Does anyone know of any dealerships or mechanics that work on yanmar tractors in the Tampa, St. Petersburg, Hernando County or Citrus County areas in Florida?


----------



## DrBailey (Nov 14, 2004)

Hello Allen and Welcome to the Tractorforum.
I don`t know anything about Fl. . But give it time , someone can and will help you.
I hope you enjoy the forum as much as I have.


----------



## Live Oak (Dec 22, 2003)

I can't make any promises but perhaps one of these dealers may be able to help you out or direct you to someone who can. 

Florida Yanmar Distributors 

Let me add my welcome to Tractor Forum as well Allen! :friends: :cheers:


----------



## mark777 (Jul 23, 2004)

*Yanmar 2002*

Hello Allen,

I know of a few owners in FL. 

Is there a specific problem with the tractor?
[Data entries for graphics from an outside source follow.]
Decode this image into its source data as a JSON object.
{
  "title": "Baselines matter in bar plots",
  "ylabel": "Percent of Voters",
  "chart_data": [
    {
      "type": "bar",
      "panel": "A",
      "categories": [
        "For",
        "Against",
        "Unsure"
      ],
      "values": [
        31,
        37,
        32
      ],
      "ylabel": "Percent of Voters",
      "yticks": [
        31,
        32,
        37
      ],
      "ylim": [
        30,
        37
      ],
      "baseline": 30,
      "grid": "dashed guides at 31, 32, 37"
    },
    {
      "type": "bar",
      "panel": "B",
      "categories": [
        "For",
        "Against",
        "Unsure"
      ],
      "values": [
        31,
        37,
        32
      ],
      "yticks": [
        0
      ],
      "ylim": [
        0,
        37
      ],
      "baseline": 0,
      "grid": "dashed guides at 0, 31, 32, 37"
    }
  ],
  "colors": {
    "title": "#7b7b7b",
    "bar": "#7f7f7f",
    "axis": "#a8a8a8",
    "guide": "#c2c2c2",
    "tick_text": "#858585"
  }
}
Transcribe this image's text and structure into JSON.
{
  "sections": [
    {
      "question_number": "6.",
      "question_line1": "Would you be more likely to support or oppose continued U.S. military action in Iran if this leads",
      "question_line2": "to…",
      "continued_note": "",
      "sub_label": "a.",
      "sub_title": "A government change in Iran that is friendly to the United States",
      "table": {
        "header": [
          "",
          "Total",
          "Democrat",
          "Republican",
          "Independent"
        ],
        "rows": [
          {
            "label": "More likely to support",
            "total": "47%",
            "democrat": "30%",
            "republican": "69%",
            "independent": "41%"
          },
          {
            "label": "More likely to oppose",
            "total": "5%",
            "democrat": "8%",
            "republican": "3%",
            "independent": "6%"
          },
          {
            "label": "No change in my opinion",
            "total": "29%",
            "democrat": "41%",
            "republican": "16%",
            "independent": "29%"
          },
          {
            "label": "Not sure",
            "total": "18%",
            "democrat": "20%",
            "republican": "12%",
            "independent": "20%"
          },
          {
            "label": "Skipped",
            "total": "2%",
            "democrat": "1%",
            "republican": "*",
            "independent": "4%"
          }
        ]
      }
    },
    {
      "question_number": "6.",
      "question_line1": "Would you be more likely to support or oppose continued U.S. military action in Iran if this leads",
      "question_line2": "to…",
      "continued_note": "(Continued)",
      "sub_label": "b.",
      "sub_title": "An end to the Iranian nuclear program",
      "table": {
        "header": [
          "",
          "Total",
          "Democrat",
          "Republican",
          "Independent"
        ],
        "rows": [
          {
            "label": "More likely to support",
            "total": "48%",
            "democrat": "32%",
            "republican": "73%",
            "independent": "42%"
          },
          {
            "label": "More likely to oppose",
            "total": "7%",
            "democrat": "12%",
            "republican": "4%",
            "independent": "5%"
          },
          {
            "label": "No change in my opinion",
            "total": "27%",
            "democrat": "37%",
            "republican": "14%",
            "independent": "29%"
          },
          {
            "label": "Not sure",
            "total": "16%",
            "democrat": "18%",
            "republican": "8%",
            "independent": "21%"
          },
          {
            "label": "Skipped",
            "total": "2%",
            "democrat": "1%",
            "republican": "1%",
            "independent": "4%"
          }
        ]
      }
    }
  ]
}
Or are you trying to locate periodic maintenance products? Parts?

I believe I can relay the county information you provided to some other owners via email, and find someone that works on, and services Yanmar grey tractors....If you like.

Regards, Mark


----------



## allenclark (Feb 4, 2005)

*yanmar 2002*

I have a howse 4 feet bush hog, 4 foot box balde, both in new condition. I need a bigger tractor with front end loader and at least a 5 ft. bushhog. will sell all for $4000. or trade. I live in Pasco County Florida


----------